Companies can be a bit slow to update their hiring processes to their needs. But good developers should be ahead of the curve in any case. For this, just be proficient with the tools.
Be ready for the inevitable interview question "so, AI ... explain me how you are using it and what you are doing with it?". Much easier to answer that question if you have some meaningful time of routinely using this stuff behind you and can articulate what works and doesn't work for you.
And if they don't ask, that's actually a great question to ask back if you get the opportunity "I've been using agentic tooling, how are you guys using that a <company name>? Also I would like a subscription to <my favorite AI tool> if I work for you". Stuff like that makes you stand out as ambitious and interested in the future. There are of course going to be places that maybe don't like that. But then ask yourself whether you'd want to work there. So, either way, you learn something.

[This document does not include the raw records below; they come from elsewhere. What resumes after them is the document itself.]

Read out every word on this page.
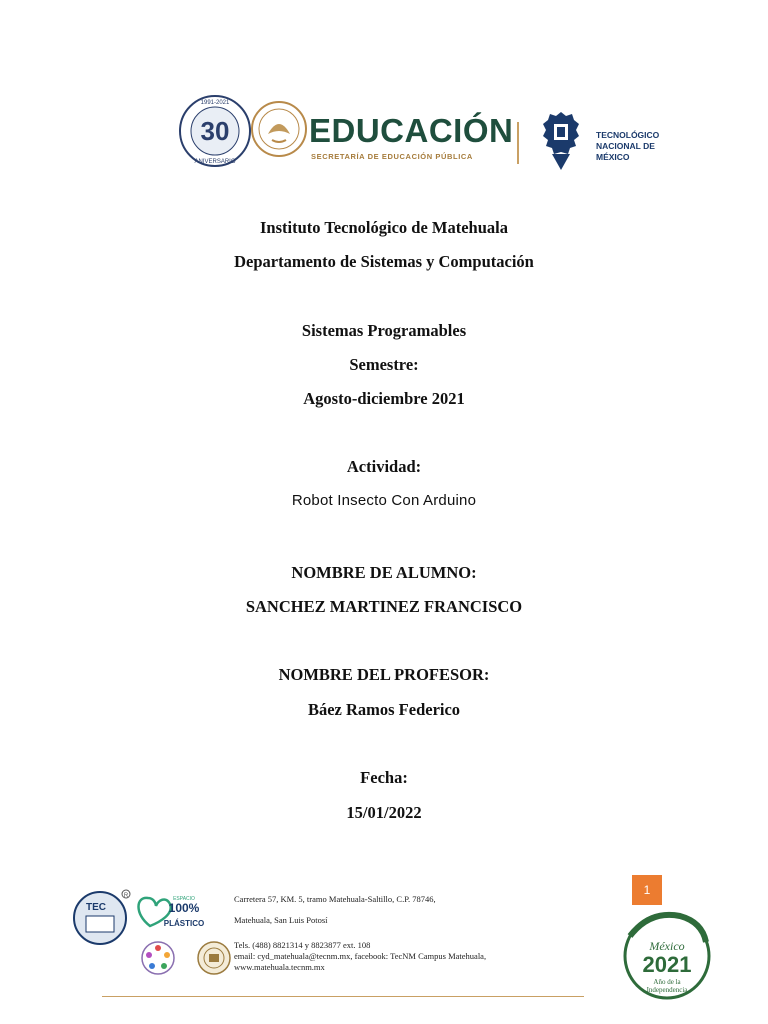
30
1991-2021
ANIVERSARIO
EDUCACIÓN
SECRETARÍA DE EDUCACIÓN PÚBLICA
TECNOLÓGICO
NACIONAL DE MÉXICO
Instituto Tecnológico de Matehuala
Departamento de Sistemas y Computación
Sistemas Programables
Semestre:
Agosto-diciembre 2021
Actividad:
Robot Insecto Con Arduino
NOMBRE DE ALUMNO:
SANCHEZ MARTINEZ FRANCISCO
NOMBRE DEL PROFESOR:
Báez Ramos Federico
Fecha:
15/01/2022
TEC
R	ESPACIO
100%
PLÁSTICO
Carretera 57, KM. 5, tramo Matehuala-Saltillo, C.P. 78746,
Matehuala, San Luis Potosí
Tels. (488) 8821314 y 8823877 ext. 108
email: cyd_matehuala@tecnm.mx, facebook: TecNM Campus Matehuala,
www.matehuala.tecnm.mx
1
México
2021
Año de la
Independencia
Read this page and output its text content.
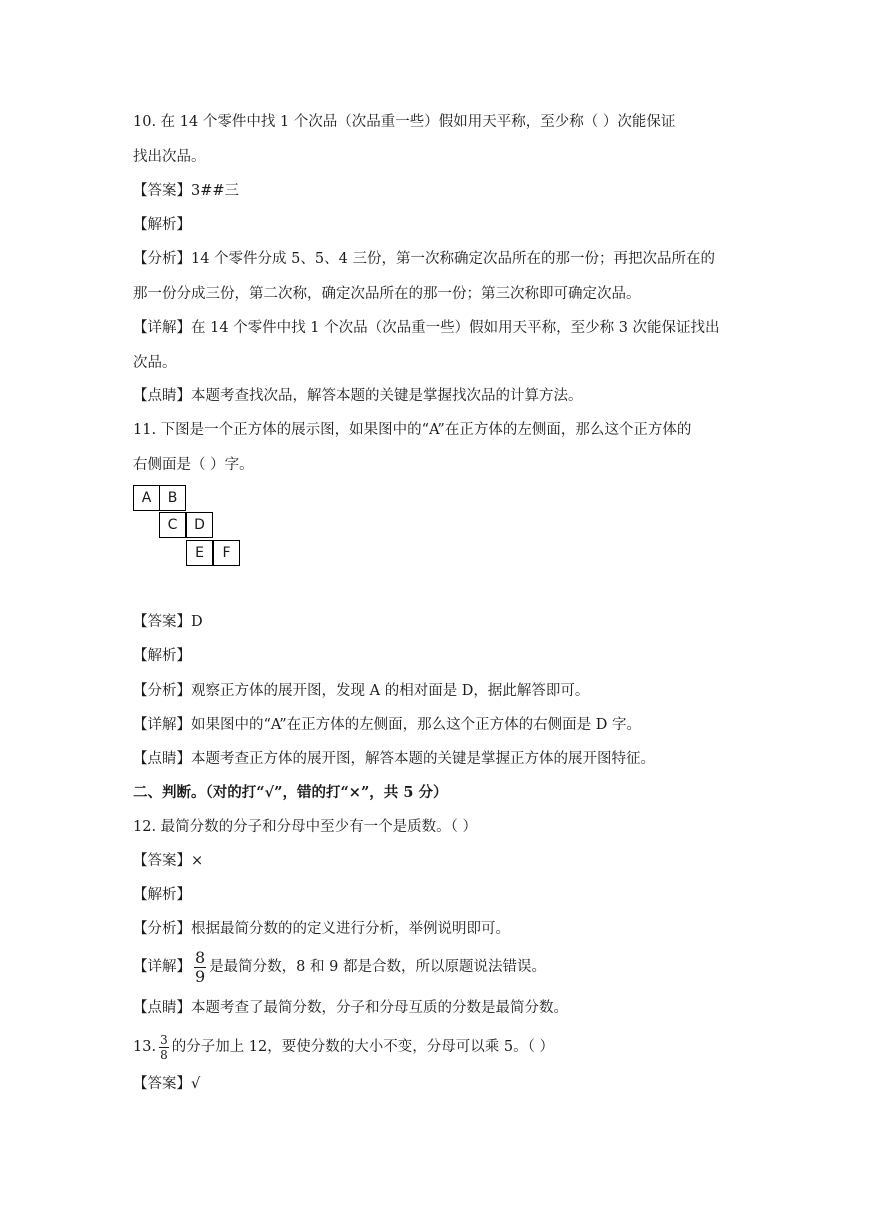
10. 在 14 个零件中找 1 个次品（次品重一些）假如用天平称，至少称（ ）次能保证
找出次品。
【答案】3##三
【解析】
【分析】14 个零件分成 5、5、4 三份，第一次称确定次品所在的那一份；再把次品所在的
那一份分成三份，第二次称，确定次品所在的那一份；第三次称即可确定次品。
【详解】在 14 个零件中找 1 个次品（次品重一些）假如用天平称，至少称 3 次能保证找出
次品。
【点睛】本题考查找次品，解答本题的关键是掌握找次品的计算方法。
11. 下图是一个正方体的展示图，如果图中的“A”在正方体的左侧面，那么这个正方体的
右侧面是（ ）字。
A	B
C	D
E	F
【答案】D
【解析】
【分析】观察正方体的展开图，发现 A 的相对面是 D，据此解答即可。
【详解】如果图中的“A”在正方体的左侧面，那么这个正方体的右侧面是 D 字。
【点睛】本题考查正方体的展开图，解答本题的关键是掌握正方体的展开图特征。
二、判断。（对的打“√”，错的打“×”，共 5 分）
12. 最简分数的分子和分母中至少有一个是质数。（ ）
【答案】×
【解析】
【分析】根据最简分数的的定义进行分析，举例说明即可。
【详解】 $\frac{8}{9}$ 是最简分数，8 和 9 都是合数，所以原题说法错误。
【点睛】本题考查了最简分数，分子和分母互质的分数是最简分数。
13. $\frac{3}{8}$ 的分子加上 12，要使分数的大小不变，分母可以乘 5。（ ）
【答案】√
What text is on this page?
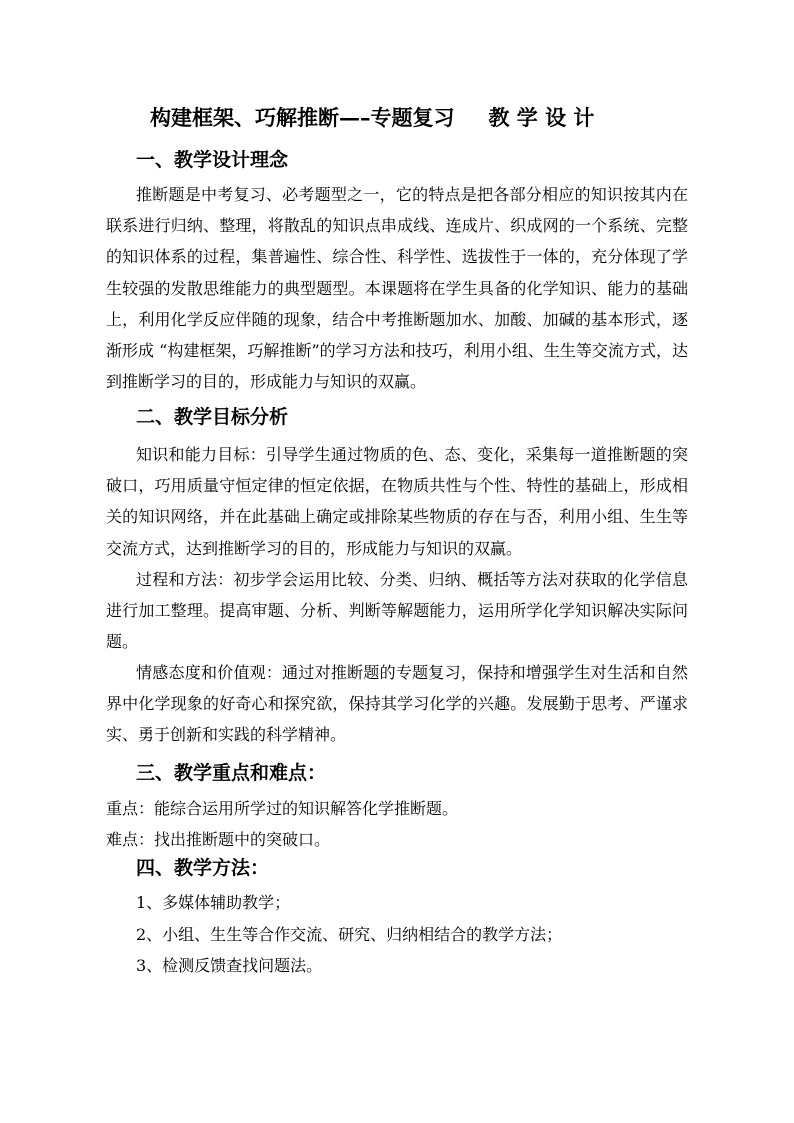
构建框架、巧解推断—–专题复习 教 学 设 计
一、教学设计理念

推断题是中考复习、必考题型之一，它的特点是把各部分相应的知识按其内在联系进行归纳、整理，将散乱的知识点串成线、连成片、织成网的一个系统、完整的知识体系的过程，集普遍性、综合性、科学性、选拔性于一体的，充分体现了学生较强的发散思维能力的典型题型。本课题将在学生具备的化学知识、能力的基础上，利用化学反应伴随的现象，结合中考推断题加水、加酸、加碱的基本形式，逐渐形成 “构建框架，巧解推断”的学习方法和技巧，利用小组、生生等交流方式，达到推断学习的目的，形成能力与知识的双赢。

二、教学目标分析

知识和能力目标：引导学生通过物质的色、态、变化，采集每一道推断题的突破口，巧用质量守恒定律的恒定依据，在物质共性与个性、特性的基础上，形成相关的知识网络，并在此基础上确定或排除某些物质的存在与否，利用小组、生生等交流方式，达到推断学习的目的，形成能力与知识的双赢。

过程和方法：初步学会运用比较、分类、归纳、概括等方法对获取的化学信息进行加工整理。提高审题、分析、判断等解题能力，运用所学化学知识解决实际问题。

情感态度和价值观：通过对推断题的专题复习，保持和增强学生对生活和自然界中化学现象的好奇心和探究欲，保持其学习化学的兴趣。发展勤于思考、严谨求实、勇于创新和实践的科学精神。

三、教学重点和难点：

重点：能综合运用所学过的知识解答化学推断题。

难点：找出推断题中的突破口。

四、教学方法：

1、多媒体辅助教学；

2、小组、生生等合作交流、研究、归纳相结合的教学方法；

3、检测反馈查找问题法。
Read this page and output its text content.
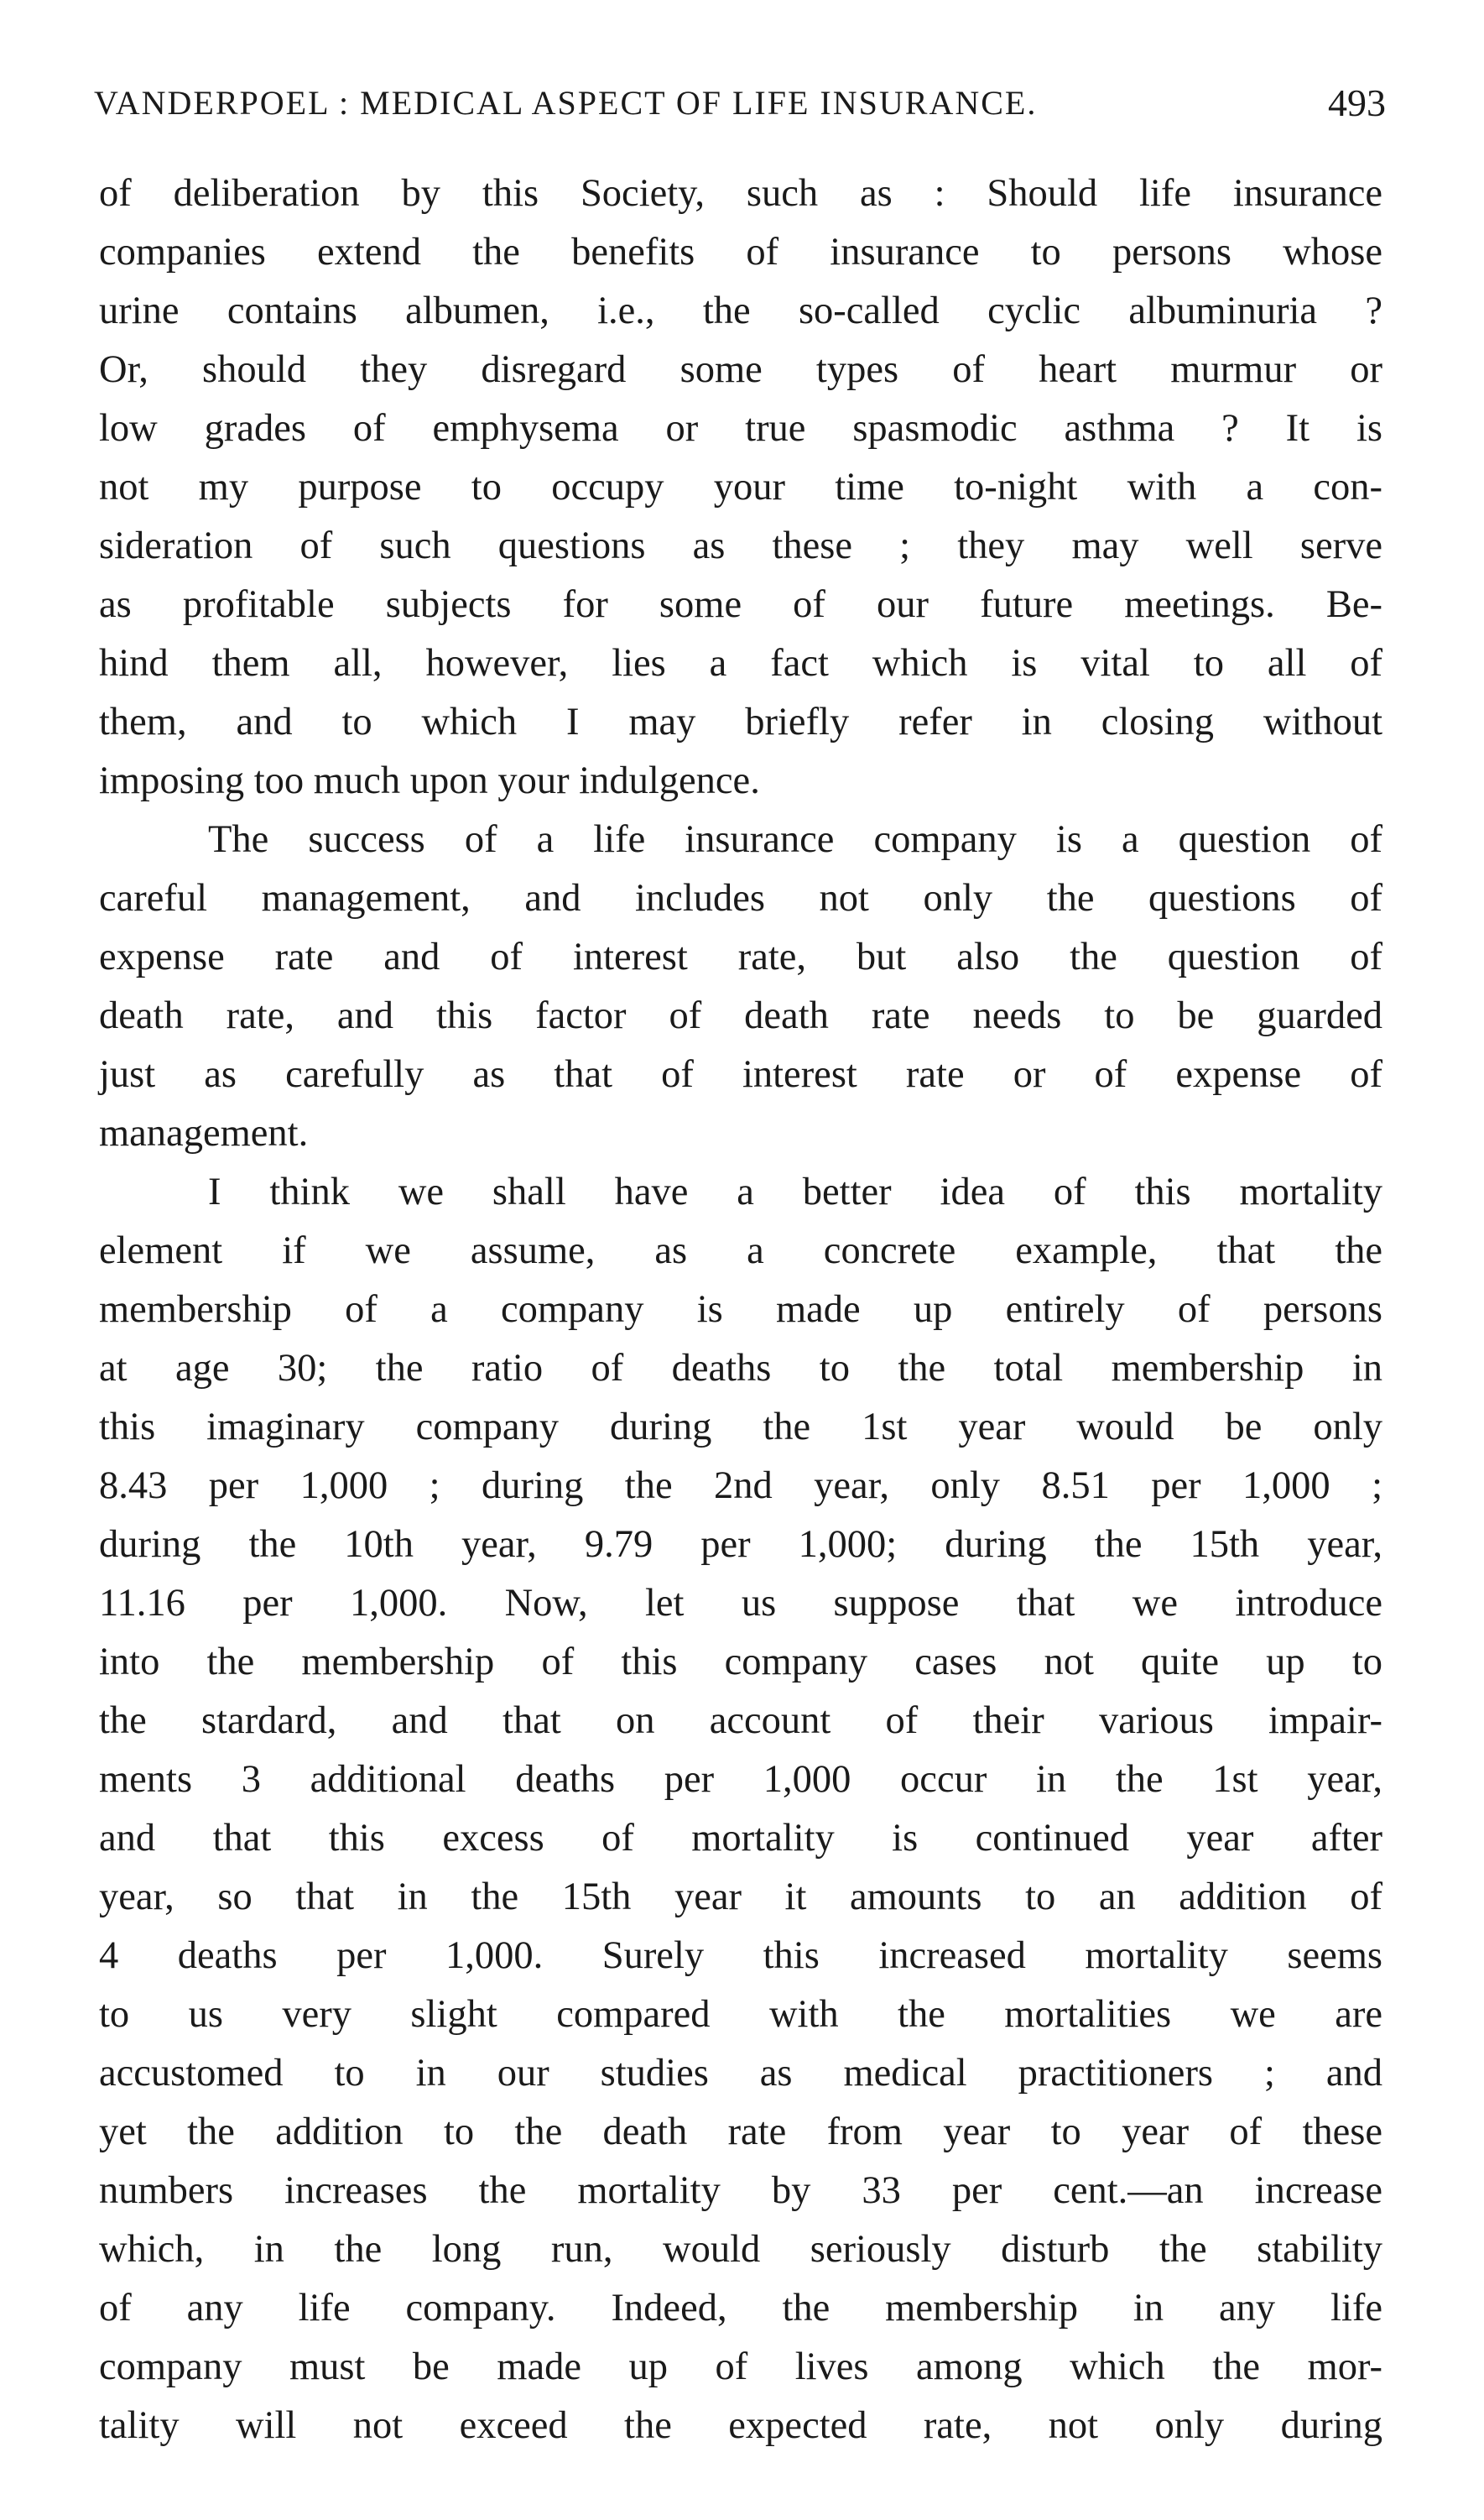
VANDERPOEL : MEDICAL ASPECT OF LIFE INSURANCE.	493
of deliberation by this Society, such as : Should life insurance
companies extend the benefits of insurance to persons whose
urine contains albumen, i.e., the so-called cyclic albuminuria ?
Or, should they disregard some types of heart murmur or
low grades of emphysema or true spasmodic asthma ? It is
not my purpose to occupy your time to-night with a con-
sideration of such questions as these ; they may well serve
as profitable subjects for some of our future meetings. Be-
hind them all, however, lies a fact which is vital to all of
them, and to which I may briefly refer in closing without
imposing too much upon your indulgence.
The success of a life insurance company is a question of
careful management, and includes not only the questions of
expense rate and of interest rate, but also the question of
death rate, and this factor of death rate needs to be guarded
just as carefully as that of interest rate or of expense of
management.
I think we shall have a better idea of this mortality
element if we assume, as a concrete example, that the
membership of a company is made up entirely of persons
at age 30; the ratio of deaths to the total membership in
this imaginary company during the 1st year would be only
8.43 per 1,000 ; during the 2nd year, only 8.51 per 1,000 ;
during the 10th year, 9.79 per 1,000; during the 15th year,
11.16 per 1,000. Now, let us suppose that we introduce
into the membership of this company cases not quite up to
the stardard, and that on account of their various impair-
ments 3 additional deaths per 1,000 occur in the 1st year,
and that this excess of mortality is continued year after
year, so that in the 15th year it amounts to an addition of
4 deaths per 1,000. Surely this increased mortality seems
to us very slight compared with the mortalities we are
accustomed to in our studies as medical practitioners ; and
yet the addition to the death rate from year to year of these
numbers increases the mortality by 33 per cent.—an increase
which, in the long run, would seriously disturb the stability
of any life company. Indeed, the membership in any life
company must be made up of lives among which the mor-
tality will not exceed the expected rate, not only during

So, would you consider it a bad idea to get into web dev, more specifically backend and infra?
Do you think using LLMs can accelerate learning software dev and programming skills?
The whole frontend/backend distinction did not really exist until the web. And infrastructure is definitely something that should be automated far more than it currently is. If it needs babysitting by a team of devops, you just created a lot of work rather than automating/solving it. Tedious and repetitive. It has "AI will make this a lot easier" written all over it.
So, just be ready for the ambition level to be raised for developers. Learn to build the whole system, not just bits and pieces of the system. Lean on AI to get stuff done and figure things out. It's all just code. None of it is really that hard. But it can be a lot of work if you do all of it manually.
And let's be honest, agentic tools are showing promise and great progress but they are nowhere close to independently working on existing code bases. That's not how I use them. But they are great for problem solving, debugging, prototyping, exploring some new languages and APIs, and generally taking care of more tedious coding tasks.
I need fewer devs to get more work done... but interestingly it has put a premium on experience because a lot of the "human work" is debugging and fixing where the LLM missed the mark. So less headcount, higher skill required.